Страница 12 из 66
Умоляли Филофея шайтанщики — хранители капищ, просили не трогать идолов, обещали запрятать их далеко от глаз и принять веру, но разорил капища неистовый митрополит.
Хотя самому крещению манси и не шибко противились: в этом нестрашном обряде было что-то интересное и чуточку забавное. На шею блестящий крестик наденут, лоб маслом или гусиным жиром помажут, даже щекотно, да ложку вина дадут, новое имя подарят — вчера был Паломей, а сегодня — Тимофей.
— Ну и что? — рассуждали старики. — Совсем не страшно новую веру принимать. Мы своим богам тоже кровью губы мажем и жиром все лицо и голову мажем. Ему хорошо, и нам нетрудно. По-другому окликает тебя? Пусть, если ему нравится. А имя про запас тоже неплохо. Пусть зовет меня по-своему. Только я уж позабыл, как он меня назвал.

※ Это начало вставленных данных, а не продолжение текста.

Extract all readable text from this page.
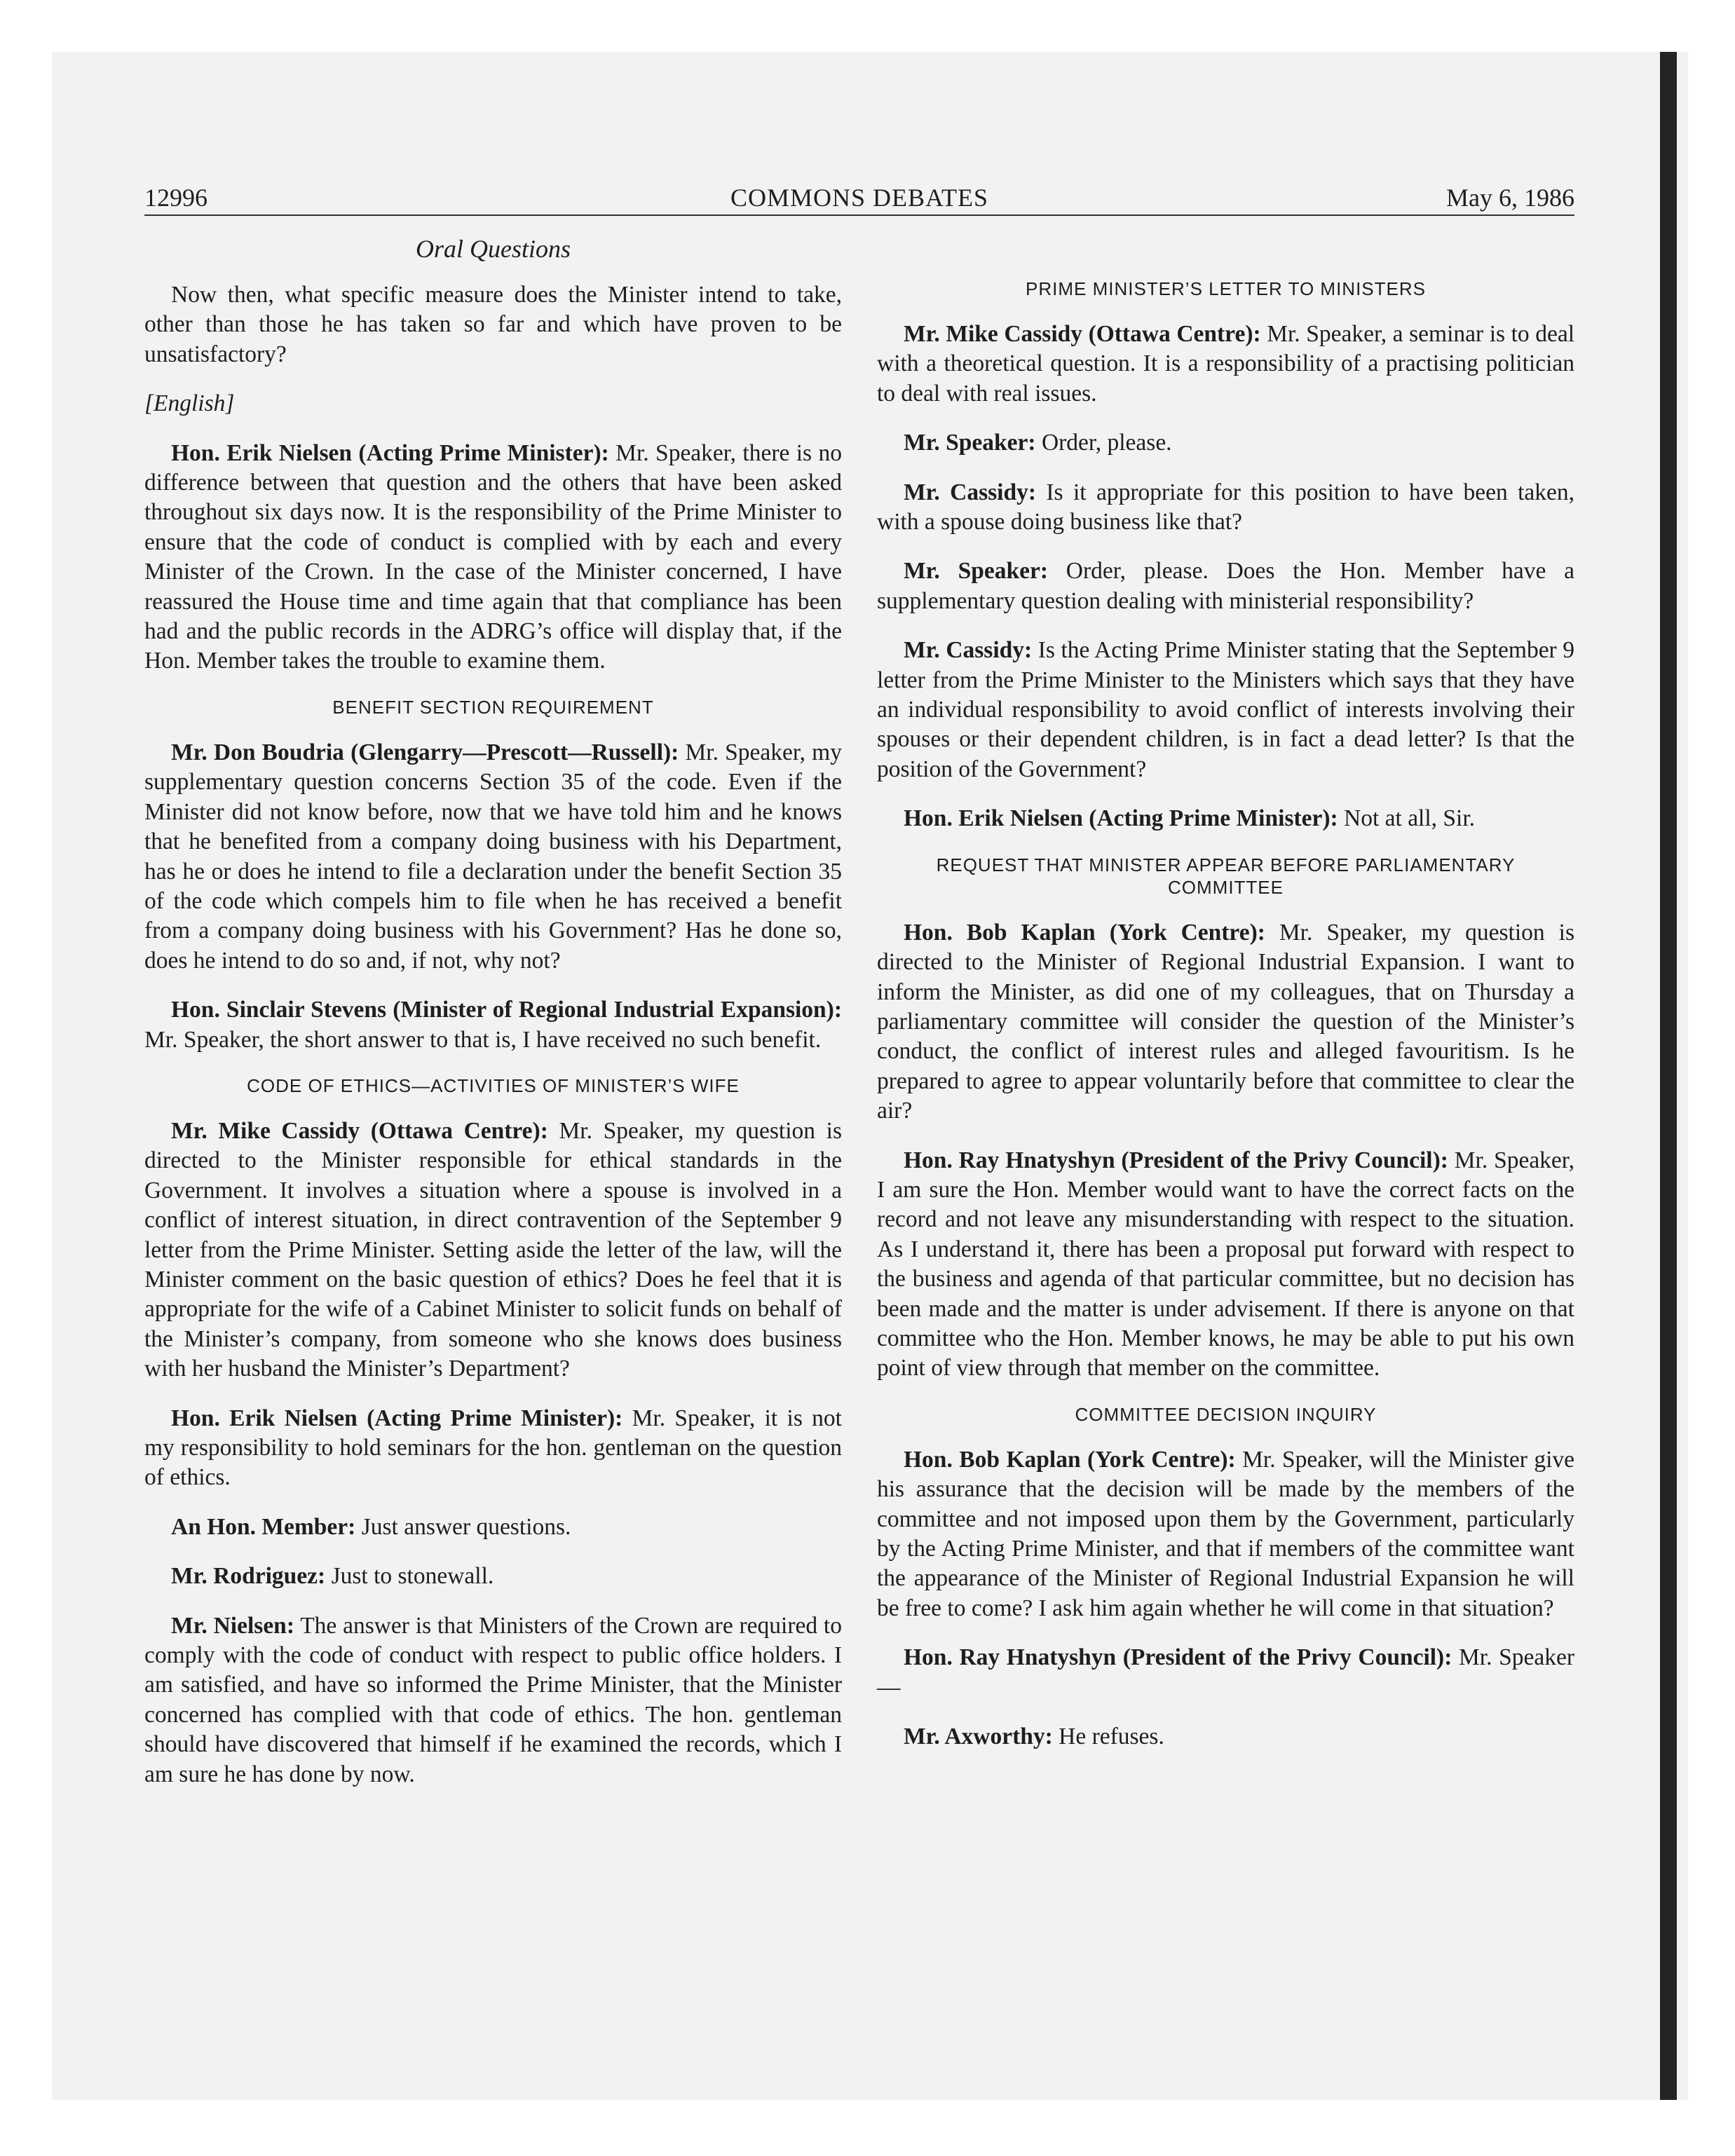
12996	COMMONS DEBATES	May 6, 1986
Oral Questions

Now then, what specific measure does the Minister intend to take, other than those he has taken so far and which have proven to be unsatisfactory?

[English]

Hon. Erik Nielsen (Acting Prime Minister): Mr. Speaker, there is no difference between that question and the others that have been asked throughout six days now. It is the responsibility of the Prime Minister to ensure that the code of conduct is complied with by each and every Minister of the Crown. In the case of the Minister concerned, I have reassured the House time and time again that that compliance has been had and the public records in the ADRG’s office will display that, if the Hon. Member takes the trouble to examine them.

BENEFIT SECTION REQUIREMENT

Mr. Don Boudria (Glengarry—Prescott—Russell): Mr. Speaker, my supplementary question concerns Section 35 of the code. Even if the Minister did not know before, now that we have told him and he knows that he benefited from a company doing business with his Department, has he or does he intend to file a declaration under the benefit Section 35 of the code which compels him to file when he has received a benefit from a company doing business with his Government? Has he done so, does he intend to do so and, if not, why not?

Hon. Sinclair Stevens (Minister of Regional Industrial Expansion): Mr. Speaker, the short answer to that is, I have received no such benefit.

CODE OF ETHICS—ACTIVITIES OF MINISTER’S WIFE

Mr. Mike Cassidy (Ottawa Centre): Mr. Speaker, my question is directed to the Minister responsible for ethical standards in the Government. It involves a situation where a spouse is involved in a conflict of interest situation, in direct contravention of the September 9 letter from the Prime Minister. Setting aside the letter of the law, will the Minister comment on the basic question of ethics? Does he feel that it is appropriate for the wife of a Cabinet Minister to solicit funds on behalf of the Minister’s company, from someone who she knows does business with her husband the Minister’s Department?

Hon. Erik Nielsen (Acting Prime Minister): Mr. Speaker, it is not my responsibility to hold seminars for the hon. gentleman on the question of ethics.

An Hon. Member: Just answer questions.

Mr. Rodriguez: Just to stonewall.

Mr. Nielsen: The answer is that Ministers of the Crown are required to comply with the code of conduct with respect to public office holders. I am satisfied, and have so informed the Prime Minister, that the Minister concerned has complied with that code of ethics. The hon. gentleman should have discovered that himself if he examined the records, which I am sure he has done by now.

PRIME MINISTER’S LETTER TO MINISTERS

Mr. Mike Cassidy (Ottawa Centre): Mr. Speaker, a seminar is to deal with a theoretical question. It is a responsibility of a practising politician to deal with real issues.

Mr. Speaker: Order, please.

Mr. Cassidy: Is it appropriate for this position to have been taken, with a spouse doing business like that?

Mr. Speaker: Order, please. Does the Hon. Member have a supplementary question dealing with ministerial responsibility?

Mr. Cassidy: Is the Acting Prime Minister stating that the September 9 letter from the Prime Minister to the Ministers which says that they have an individual responsibility to avoid conflict of interests involving their spouses or their dependent children, is in fact a dead letter? Is that the position of the Government?

Hon. Erik Nielsen (Acting Prime Minister): Not at all, Sir.

REQUEST THAT MINISTER APPEAR BEFORE PARLIAMENTARY COMMITTEE

Hon. Bob Kaplan (York Centre): Mr. Speaker, my question is directed to the Minister of Regional Industrial Expansion. I want to inform the Minister, as did one of my colleagues, that on Thursday a parliamentary committee will consider the question of the Minister’s conduct, the conflict of interest rules and alleged favouritism. Is he prepared to agree to appear voluntarily before that committee to clear the air?

Hon. Ray Hnatyshyn (President of the Privy Council): Mr. Speaker, I am sure the Hon. Member would want to have the correct facts on the record and not leave any misunderstanding with respect to the situation. As I understand it, there has been a proposal put forward with respect to the business and agenda of that particular committee, but no decision has been made and the matter is under advisement. If there is anyone on that committee who the Hon. Member knows, he may be able to put his own point of view through that member on the committee.

COMMITTEE DECISION INQUIRY

Hon. Bob Kaplan (York Centre): Mr. Speaker, will the Minister give his assurance that the decision will be made by the members of the committee and not imposed upon them by the Government, particularly by the Acting Prime Minister, and that if members of the committee want the appearance of the Minister of Regional Industrial Expansion he will be free to come? I ask him again whether he will come in that situation?

Hon. Ray Hnatyshyn (President of the Privy Council): Mr. Speaker—

Mr. Axworthy: He refuses.
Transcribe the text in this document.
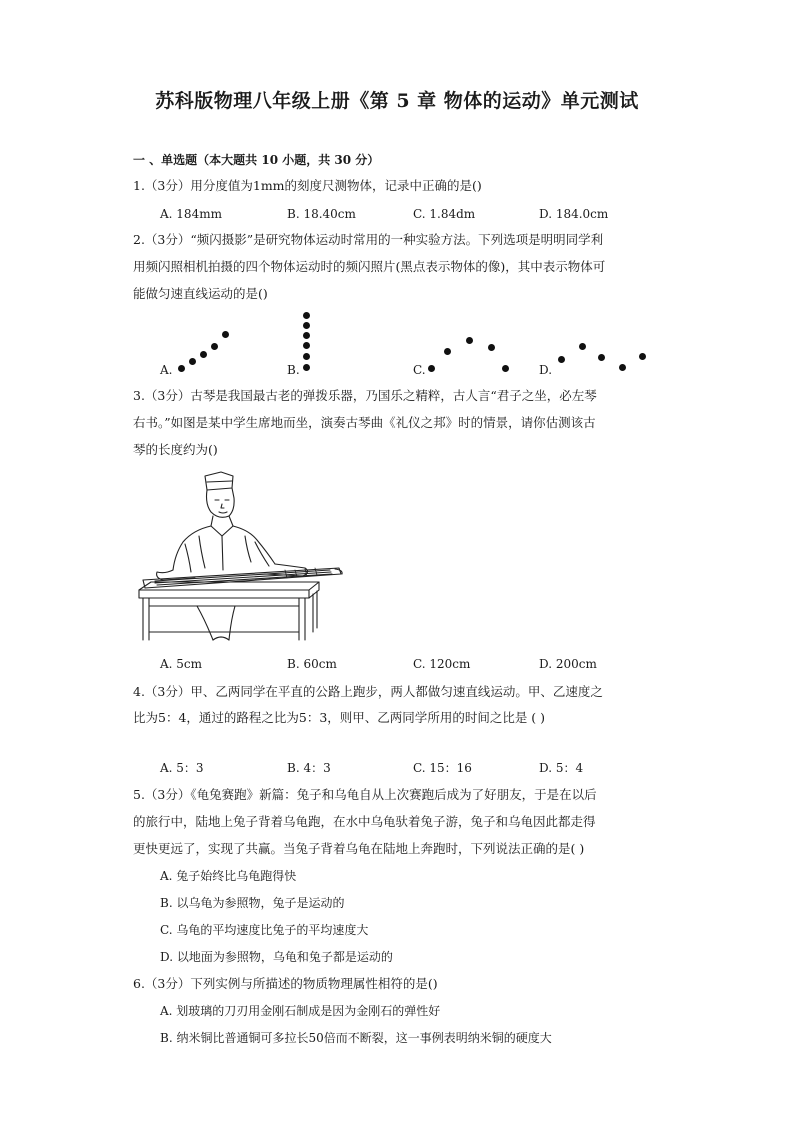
苏科版物理八年级上册《第 5 章 物体的运动》单元测试
一 、单选题（本大题共 10 小题，共 30 分）
1.（3分）用分度值为1mm的刻度尺测物体，记录中正确的是()
A. 184mm	B. 18.40cm	C. 1.84dm	D. 184.0cm
2.（3分）“频闪摄影”是研究物体运动时常用的一种实验方法。下列选项是明明同学利
用频闪照相机拍摄的四个物体运动时的频闪照片(黑点表示物体的像)，其中表示物体可
能做匀速直线运动的是()
A.	B.	C.	D.
3.（3分）古琴是我国最古老的弹拨乐器，乃国乐之精粹，古人言“君子之坐，必左琴
右书。”如图是某中学生席地而坐，演奏古琴曲《礼仪之邦》时的情景，请你估测该古
琴的长度约为()
A. 5cm	B. 60cm	C. 120cm	D. 200cm
4.（3分）甲、乙两同学在平直的公路上跑步，两人都做匀速直线运动。甲、乙速度之
比为5：4，通过的路程之比为5：3，则甲、乙两同学所用的时间之比是 ( )
A. 5：3	B. 4：3	C. 15：16	D. 5：4
5.（3分）《龟兔赛跑》新篇：兔子和乌龟自从上次赛跑后成为了好朋友，于是在以后
的旅行中，陆地上兔子背着乌龟跑，在水中乌龟驮着兔子游，兔子和乌龟因此都走得
更快更远了，实现了共赢。当兔子背着乌龟在陆地上奔跑时，下列说法正确的是( )
A. 兔子始终比乌龟跑得快
B. 以乌龟为参照物，兔子是运动的
C. 乌龟的平均速度比兔子的平均速度大
D. 以地面为参照物，乌龟和兔子都是运动的
6.（3分）下列实例与所描述的物质物理属性相符的是()
A. 划玻璃的刀刃用金刚石制成是因为金刚石的弹性好
B. 纳米铜比普通铜可多拉长50倍而不断裂，这一事例表明纳米铜的硬度大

— Приняв истинную веру, вы сохраните душу! — кричал в толпу Филофей.
— Это хорошо! — кивали манси. — Что он там толкует, ничего не понимаем.
— Кто забудет бога, тому гореть в вечном огне! — кричал Филофей. — В смоле кипеть во веки веков. Ого-нь!
— Огонь — это хорошо! — кивали манси. — Богов своих не забудем, как можно!
И против церкви не возражали — «добрая изба, теплая, светлая юрта, пускай себе стоит, нам не мешает». Все вроде бы ладно, но уносили и далеко прятали манси своих богов… А неистовый Филофей все не мог успокоиться, отправлялся в новые и новые походы. К 1720 году он окрестил около тридцати тысяч язычников и татар. Уже семидесятилетний, постаревший, но по-прежнему раскаленный, за год до смерти Филофей спустился к Обдорску, где остяки напали на свиту неугомонного митрополита и едва не отправили его на тот свет. Филофей метался, но только он уходил, как вновь появлялись идолы. Язычество было живуче, ибо корнями уходило в глубины древней земли, уходило в детские сны еще не пробудившегося народа.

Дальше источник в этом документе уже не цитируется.